DESIGUALDADE – Amartya Sen

Em Desigualdade Reexaminada, Amartya Sen desenvolve uma abordagem metodológica para lidar com as questões mais pertinentes da desigualdade social e explora particularmente as formas de análise dos arranjos sociais, confrontando a ideia de igualdade com dois tipos distintos de diversidade: a heterogeneidade básica dos seres humanos e a multiplicidade de variáveis relativamente às quais a igualdade pode ser avaliada.
2Enfatizando a pergunta “Igualdade em relação a quê?” e relacionando-a com a diversidade humana, ele argumenta que as demandas por igualdade devem ser vistas no contexto de outras demandas, especialmente relacionadas com objectivos agregadores e eficiência geral, uma vez que quando a igualdade é analisada isoladamente de outras questões, a sua avaliação tende a ser distorcida ou sobrecarregada. A sua proposta consiste numa forma de responder à pergunta formulada no início do livro, relacionando-a com os diversos temas desenvolvidos em 9 capítulos e sugerindo as diversas implicações deste tipo de resposta, não apenas do ponto de vista teórico, mas da sua importância na formulação de políticas públicas nos domínios económico e social.
3No livro, o autor faz uma apresentação sistemática das dificuldades a serem enfrentadas por qualquer teoria que pretenda responder adequadamente a uma outra pergunta, relacionada com a anterior: “que aspecto da condição de uma pessoa deve contar como fundamental na avaliação da extensão da desigualdade?”, apresentando simultaneamente a defesa do seu ponto de vista segundo o qual as capacidades é que devem ser igualadas.
4O conceito de capacidade expressa uma ideia de igualdade de oportunidades, valorizando a liberdade substantiva das pessoas para levarem a vida do jeito que quiserem e de lutarem pelo alcance dos seus objectivos. Neste conceito, destaca-se a ideia de vida boa, que subentende escolhas genuínas, ou seja, não pressionadas – por outras palavras, liberdade de escolha. As oportunidades envolvem não apenas as disponibilidades em recursos, mas também o acesso das pessoas a esses recursos, o que depende das habilidades e talentos para os usar. A ausência de habilidades e talentos é limitante e limitativa da liberdade de ter e fazer escolhas, uma vez que a escolha genuína pressupõe capacidades para fazer ou para não fazer, para escolher e lutar pelos objectivos.

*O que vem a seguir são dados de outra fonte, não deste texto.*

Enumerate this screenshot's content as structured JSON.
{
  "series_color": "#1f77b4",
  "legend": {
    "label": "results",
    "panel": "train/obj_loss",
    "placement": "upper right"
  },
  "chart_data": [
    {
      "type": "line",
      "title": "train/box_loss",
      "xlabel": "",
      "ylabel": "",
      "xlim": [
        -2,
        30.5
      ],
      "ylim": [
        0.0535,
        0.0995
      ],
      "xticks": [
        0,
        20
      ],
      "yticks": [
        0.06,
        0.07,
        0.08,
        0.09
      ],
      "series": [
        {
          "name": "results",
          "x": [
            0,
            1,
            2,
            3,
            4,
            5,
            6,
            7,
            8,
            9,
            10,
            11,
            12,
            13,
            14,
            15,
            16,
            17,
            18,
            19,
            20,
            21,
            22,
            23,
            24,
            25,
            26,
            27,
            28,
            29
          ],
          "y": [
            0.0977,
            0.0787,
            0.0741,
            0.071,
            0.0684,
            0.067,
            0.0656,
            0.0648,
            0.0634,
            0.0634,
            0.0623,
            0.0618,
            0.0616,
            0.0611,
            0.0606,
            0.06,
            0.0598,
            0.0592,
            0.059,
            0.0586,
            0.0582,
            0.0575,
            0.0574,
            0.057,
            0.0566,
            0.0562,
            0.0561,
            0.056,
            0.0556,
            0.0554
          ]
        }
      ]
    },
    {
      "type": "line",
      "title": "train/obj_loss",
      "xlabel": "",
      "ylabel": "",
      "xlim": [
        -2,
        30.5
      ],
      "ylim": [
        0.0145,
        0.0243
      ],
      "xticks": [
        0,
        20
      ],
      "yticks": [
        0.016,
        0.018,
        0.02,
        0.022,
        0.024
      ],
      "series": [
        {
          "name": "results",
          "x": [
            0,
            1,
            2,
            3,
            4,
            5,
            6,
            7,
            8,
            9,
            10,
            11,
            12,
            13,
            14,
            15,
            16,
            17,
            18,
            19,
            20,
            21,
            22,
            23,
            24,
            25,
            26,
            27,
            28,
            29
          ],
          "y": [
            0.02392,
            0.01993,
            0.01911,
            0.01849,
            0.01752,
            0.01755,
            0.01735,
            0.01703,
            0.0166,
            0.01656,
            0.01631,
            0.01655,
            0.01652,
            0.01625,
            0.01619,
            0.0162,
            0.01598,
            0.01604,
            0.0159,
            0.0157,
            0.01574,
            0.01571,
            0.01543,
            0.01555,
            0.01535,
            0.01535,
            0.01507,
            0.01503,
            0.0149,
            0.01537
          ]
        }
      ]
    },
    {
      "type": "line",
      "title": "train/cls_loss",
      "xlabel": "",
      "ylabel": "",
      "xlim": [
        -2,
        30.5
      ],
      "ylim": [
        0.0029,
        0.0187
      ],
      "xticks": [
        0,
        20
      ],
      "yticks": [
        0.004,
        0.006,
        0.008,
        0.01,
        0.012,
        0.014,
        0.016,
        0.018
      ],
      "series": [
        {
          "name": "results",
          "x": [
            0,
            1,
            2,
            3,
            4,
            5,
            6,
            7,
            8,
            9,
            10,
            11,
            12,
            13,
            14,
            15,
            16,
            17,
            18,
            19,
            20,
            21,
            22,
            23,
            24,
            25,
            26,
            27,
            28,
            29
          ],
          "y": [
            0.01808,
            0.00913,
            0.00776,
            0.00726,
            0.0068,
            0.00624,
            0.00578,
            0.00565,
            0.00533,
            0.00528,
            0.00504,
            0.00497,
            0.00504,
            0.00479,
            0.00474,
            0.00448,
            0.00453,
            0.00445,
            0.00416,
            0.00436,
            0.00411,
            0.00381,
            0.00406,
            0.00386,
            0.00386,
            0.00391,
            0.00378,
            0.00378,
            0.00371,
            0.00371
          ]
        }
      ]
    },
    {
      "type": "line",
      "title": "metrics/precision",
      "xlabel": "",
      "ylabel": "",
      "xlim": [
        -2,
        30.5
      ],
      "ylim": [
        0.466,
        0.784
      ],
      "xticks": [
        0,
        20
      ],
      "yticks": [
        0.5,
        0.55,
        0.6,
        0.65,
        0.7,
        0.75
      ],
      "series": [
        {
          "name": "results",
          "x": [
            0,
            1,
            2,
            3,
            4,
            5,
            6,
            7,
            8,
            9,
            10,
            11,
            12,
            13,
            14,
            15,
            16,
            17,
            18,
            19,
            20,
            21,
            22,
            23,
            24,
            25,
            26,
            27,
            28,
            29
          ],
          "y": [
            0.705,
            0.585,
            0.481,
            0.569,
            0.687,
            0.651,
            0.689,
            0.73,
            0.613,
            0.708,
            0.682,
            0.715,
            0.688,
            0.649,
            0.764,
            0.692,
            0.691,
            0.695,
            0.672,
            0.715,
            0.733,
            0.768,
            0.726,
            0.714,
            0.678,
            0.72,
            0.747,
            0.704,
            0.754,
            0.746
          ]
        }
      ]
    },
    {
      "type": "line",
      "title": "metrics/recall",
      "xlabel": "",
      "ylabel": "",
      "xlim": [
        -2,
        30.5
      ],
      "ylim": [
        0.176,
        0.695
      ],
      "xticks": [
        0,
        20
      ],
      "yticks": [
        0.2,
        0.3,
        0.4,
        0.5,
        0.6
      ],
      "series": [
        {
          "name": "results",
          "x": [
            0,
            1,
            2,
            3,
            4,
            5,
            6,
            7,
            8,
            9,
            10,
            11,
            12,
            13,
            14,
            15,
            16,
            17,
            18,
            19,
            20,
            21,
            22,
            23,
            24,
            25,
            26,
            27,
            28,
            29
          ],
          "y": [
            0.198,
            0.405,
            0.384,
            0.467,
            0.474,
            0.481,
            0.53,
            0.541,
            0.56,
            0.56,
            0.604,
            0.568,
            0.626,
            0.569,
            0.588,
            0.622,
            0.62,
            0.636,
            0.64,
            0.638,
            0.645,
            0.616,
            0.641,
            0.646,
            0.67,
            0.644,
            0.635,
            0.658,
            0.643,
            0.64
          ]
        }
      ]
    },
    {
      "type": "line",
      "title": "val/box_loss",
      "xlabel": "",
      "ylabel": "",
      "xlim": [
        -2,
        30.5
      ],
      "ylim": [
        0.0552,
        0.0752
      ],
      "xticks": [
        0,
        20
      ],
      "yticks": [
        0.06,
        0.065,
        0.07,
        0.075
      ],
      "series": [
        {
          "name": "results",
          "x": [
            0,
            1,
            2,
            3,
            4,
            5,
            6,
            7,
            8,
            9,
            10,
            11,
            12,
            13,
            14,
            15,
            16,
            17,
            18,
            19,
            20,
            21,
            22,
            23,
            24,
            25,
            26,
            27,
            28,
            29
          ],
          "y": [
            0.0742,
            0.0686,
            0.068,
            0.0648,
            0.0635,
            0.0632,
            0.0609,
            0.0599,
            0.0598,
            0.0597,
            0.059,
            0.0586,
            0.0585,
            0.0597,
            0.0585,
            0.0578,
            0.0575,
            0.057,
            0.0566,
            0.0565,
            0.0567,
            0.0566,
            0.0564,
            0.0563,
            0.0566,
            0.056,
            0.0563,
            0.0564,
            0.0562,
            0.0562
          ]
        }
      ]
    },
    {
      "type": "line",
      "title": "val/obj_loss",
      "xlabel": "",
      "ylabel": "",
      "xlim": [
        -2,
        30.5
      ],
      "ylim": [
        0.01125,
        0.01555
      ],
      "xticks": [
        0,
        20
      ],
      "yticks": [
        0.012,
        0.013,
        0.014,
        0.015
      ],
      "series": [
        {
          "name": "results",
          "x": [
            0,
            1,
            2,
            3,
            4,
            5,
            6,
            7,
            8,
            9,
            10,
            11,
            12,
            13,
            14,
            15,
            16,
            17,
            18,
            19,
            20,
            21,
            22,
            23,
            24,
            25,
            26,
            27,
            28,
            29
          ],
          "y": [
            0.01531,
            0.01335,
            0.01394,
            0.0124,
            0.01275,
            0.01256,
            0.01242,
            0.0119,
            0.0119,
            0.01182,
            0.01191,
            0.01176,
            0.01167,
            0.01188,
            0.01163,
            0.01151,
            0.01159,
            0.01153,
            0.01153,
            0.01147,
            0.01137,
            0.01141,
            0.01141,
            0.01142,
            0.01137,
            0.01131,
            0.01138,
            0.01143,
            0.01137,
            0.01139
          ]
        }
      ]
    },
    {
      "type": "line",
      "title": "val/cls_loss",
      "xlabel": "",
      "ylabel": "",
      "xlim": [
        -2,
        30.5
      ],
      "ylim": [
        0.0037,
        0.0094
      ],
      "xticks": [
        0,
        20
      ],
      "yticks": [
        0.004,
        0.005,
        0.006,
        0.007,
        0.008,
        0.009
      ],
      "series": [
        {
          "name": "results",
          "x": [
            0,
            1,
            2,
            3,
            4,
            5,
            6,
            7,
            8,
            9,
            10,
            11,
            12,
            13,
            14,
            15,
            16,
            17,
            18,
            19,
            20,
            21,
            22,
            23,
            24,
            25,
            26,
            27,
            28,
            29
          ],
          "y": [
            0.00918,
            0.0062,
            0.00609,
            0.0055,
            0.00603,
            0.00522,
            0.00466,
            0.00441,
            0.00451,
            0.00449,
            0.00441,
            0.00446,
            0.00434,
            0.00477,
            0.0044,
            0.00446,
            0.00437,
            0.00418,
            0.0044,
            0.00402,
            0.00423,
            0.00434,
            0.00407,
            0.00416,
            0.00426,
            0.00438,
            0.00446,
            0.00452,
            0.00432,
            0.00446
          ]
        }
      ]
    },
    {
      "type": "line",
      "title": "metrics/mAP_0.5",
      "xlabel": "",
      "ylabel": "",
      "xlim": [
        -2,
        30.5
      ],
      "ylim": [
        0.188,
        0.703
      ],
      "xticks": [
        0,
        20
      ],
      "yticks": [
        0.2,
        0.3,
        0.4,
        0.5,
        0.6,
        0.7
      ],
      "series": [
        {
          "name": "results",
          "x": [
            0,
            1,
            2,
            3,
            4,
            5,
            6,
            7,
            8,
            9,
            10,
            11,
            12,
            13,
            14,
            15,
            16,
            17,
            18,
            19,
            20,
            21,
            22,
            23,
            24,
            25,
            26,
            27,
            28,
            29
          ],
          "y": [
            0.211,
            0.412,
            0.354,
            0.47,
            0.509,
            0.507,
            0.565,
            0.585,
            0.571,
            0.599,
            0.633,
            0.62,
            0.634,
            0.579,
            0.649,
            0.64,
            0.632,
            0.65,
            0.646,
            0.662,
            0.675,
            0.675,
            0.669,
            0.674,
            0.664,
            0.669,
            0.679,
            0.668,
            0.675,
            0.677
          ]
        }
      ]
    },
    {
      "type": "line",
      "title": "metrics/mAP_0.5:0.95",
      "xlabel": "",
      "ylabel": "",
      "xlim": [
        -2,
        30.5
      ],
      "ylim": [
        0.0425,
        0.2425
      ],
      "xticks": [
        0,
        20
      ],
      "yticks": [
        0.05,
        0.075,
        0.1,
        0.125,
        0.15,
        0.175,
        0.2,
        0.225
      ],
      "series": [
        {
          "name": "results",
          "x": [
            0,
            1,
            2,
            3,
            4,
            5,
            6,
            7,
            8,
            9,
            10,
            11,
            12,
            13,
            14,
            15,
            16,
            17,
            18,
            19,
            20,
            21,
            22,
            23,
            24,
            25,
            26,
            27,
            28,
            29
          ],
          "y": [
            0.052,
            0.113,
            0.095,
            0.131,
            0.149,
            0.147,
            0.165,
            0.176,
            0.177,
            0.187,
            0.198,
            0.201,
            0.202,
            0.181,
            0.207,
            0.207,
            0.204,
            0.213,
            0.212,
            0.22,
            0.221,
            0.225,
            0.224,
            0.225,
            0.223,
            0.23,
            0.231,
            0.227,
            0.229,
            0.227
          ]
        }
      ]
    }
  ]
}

5Para este autor, a noção de ‘capacidades’ está intimamente relacionada com a noção de liberdade efectiva, que resulta dos funcionamentos, ou seja, os ‘teres’, ‘seres’ e ‘haveres’ das pessoas. As formas de destituição e de exclusão e as desigualdades sociais comprimem ou anulam as liberdades efectivas de milhões de pessoas, num mundo que atingiu progressos materiais extraordinários, colocando a questão da necessidade de buscar formas de distribuição da riqueza gerada que permitam ampliar as liberdades efectivas de um número cada vez maior de pessoas, o que pressupõe a avaliação constante dos processos de geração e distribuição da riqueza.
6Esta questão tem a ver com outra crítica que Sen endereça à noção de racionalidade seguida pela economia, a qual pressupõe a busca pela maximização do auto-interesse e as escolhas que tal busca implica, sem se preocupar com o conteúdo dessas escolhas; ou seja, para o autor, existe na economia uma simplificação das motivações das pessoas. Ele defende o reconhecimento de outras motivações e outras definições de racionalidade, permitindo incorporar na formulação das políticas públicas a pluralidade de valores presentes na sociedade, relacionando ética e racionalidade, e a incorporação de motivações morais na economia, por exemplo.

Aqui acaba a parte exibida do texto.